Erkennung anhand von Farbe und Textur
Einen neuen Weg geht der Ansatz der samplebasierten Identifikation (SBI) von MVTec. Auch dieses Verfahren nutzt Methoden der industriellen Bildverarbeitung: Objekte lassen sich anhand charakteristischer, äußerer Merkmale zuverlässig erkennen und für weitere Prozesse nutzen. Die wesentliche Innovation gegenüber herkömmlichen Technologien besteht aber darin, dass der Benutzer lediglich vorgeben muss, ob die Objekte anhand der Farbe und/oder der Textur identifiziert werden sollen. Die Einstellung weiterer Parameter ist nicht erforderlich, was die Anwendungsentwicklung deutlich vereinfacht und Zeit einspart.

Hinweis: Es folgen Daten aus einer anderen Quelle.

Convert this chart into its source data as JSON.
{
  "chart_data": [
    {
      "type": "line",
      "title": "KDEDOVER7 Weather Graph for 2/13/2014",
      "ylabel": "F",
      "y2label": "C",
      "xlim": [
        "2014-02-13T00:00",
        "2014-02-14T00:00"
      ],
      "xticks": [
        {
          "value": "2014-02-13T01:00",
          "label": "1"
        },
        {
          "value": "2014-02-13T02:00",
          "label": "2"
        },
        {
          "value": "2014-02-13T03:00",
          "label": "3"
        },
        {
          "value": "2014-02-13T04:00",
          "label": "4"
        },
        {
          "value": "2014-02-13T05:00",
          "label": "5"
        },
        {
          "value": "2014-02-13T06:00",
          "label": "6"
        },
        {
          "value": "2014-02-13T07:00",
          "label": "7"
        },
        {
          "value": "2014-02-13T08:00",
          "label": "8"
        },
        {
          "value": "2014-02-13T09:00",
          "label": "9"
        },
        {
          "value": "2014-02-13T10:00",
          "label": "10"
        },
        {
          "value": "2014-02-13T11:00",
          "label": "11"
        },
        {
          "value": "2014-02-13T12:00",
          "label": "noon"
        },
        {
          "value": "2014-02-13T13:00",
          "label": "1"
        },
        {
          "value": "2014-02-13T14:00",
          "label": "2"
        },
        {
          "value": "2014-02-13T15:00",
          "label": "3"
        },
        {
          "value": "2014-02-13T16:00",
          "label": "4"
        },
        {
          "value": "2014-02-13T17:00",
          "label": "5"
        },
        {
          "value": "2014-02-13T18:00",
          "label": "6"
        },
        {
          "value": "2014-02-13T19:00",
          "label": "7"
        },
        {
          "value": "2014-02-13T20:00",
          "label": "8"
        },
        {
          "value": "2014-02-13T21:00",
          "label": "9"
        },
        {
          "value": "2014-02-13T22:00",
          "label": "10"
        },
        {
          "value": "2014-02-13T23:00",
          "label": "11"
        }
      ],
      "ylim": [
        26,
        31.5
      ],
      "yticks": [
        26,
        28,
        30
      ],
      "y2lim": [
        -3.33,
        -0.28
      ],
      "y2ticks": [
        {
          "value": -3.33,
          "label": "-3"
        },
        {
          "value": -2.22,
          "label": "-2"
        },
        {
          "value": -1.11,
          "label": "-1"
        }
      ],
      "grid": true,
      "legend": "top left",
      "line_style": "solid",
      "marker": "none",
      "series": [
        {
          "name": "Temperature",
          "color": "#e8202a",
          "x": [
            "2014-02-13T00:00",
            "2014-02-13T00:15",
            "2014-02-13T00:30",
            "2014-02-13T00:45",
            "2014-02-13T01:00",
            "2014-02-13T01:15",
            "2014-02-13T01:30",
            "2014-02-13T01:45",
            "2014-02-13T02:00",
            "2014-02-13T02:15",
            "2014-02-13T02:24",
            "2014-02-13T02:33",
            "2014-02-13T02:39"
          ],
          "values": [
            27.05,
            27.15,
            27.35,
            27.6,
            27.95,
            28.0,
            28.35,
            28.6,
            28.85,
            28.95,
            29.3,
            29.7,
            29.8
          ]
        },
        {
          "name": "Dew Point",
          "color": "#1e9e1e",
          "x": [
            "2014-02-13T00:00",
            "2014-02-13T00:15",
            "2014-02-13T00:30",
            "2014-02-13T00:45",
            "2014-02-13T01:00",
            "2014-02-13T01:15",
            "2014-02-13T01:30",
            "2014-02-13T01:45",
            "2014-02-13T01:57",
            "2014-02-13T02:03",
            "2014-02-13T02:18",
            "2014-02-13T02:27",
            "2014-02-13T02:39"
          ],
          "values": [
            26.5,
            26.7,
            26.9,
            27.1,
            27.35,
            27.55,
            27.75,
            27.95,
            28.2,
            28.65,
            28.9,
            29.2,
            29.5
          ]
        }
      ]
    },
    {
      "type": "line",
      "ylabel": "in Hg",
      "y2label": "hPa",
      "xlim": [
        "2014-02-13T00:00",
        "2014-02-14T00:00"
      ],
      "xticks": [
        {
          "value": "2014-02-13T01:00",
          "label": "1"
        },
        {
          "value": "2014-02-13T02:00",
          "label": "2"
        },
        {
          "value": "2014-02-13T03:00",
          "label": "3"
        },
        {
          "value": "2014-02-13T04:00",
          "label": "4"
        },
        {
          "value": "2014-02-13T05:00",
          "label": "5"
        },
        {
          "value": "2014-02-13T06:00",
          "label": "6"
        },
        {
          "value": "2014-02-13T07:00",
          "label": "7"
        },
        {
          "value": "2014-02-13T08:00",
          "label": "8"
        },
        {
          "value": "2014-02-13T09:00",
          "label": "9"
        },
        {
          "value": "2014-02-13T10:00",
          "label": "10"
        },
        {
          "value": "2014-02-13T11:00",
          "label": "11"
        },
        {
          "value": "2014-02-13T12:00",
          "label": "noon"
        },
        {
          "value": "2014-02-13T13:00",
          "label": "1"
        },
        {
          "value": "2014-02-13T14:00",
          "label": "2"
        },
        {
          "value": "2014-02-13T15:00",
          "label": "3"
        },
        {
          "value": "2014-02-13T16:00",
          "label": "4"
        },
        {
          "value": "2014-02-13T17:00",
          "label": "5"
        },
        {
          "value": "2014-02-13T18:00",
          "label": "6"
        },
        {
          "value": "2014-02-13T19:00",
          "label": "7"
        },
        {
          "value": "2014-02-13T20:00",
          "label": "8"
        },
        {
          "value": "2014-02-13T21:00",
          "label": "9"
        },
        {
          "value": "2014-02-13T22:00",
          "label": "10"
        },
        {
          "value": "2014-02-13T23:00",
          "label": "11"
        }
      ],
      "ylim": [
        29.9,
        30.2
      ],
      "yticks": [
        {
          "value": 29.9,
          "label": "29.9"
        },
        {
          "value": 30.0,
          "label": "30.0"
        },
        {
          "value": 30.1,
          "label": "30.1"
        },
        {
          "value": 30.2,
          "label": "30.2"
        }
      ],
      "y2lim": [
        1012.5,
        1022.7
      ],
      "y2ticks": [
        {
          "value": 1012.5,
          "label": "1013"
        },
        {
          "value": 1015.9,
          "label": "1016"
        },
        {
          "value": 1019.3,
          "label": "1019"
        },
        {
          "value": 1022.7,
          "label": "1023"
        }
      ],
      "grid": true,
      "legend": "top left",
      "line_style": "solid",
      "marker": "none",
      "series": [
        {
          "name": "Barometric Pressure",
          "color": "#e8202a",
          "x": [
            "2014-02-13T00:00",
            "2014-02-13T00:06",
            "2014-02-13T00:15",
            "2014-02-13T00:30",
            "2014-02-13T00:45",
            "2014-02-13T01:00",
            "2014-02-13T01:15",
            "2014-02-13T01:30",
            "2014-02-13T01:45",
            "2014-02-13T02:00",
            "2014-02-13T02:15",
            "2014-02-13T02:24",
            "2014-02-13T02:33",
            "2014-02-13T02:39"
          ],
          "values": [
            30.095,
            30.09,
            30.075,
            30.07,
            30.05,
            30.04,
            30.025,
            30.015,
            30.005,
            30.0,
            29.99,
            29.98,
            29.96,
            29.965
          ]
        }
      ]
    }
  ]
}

Identifikation in drei Schritten
Die Objekterkennung mittels SBI wird mithilfe eines so genannten Sample-Identifikators durchgeführt und gliedert sich in die folgenden drei Schritte: Vorbereitungs-, Trainings- und Identifikationsphase. In der Vorbereitungsphase wird die interne Datenstruktur des Sample-Identifikators auf die zu identifizierenden Objekte hin optimiert. Diesen Prozess kann man sich als die Einrichtung eines virtuellen Warenlagers vorstellen, das auf die Lagerung einer bestimmten Art von Produkten ausgelegt ist. Der Sample-Identifikator ist jetzt darauf vorbereitet, die Unterschiede von bestimmten Objekten zu lernen. Diese Vorbereitung muss für eine Anwendung nur einmal durchgeführt werden, auch wenn sich das Sortiment später leicht verändert, was den Aufwand deutlich begrenzt.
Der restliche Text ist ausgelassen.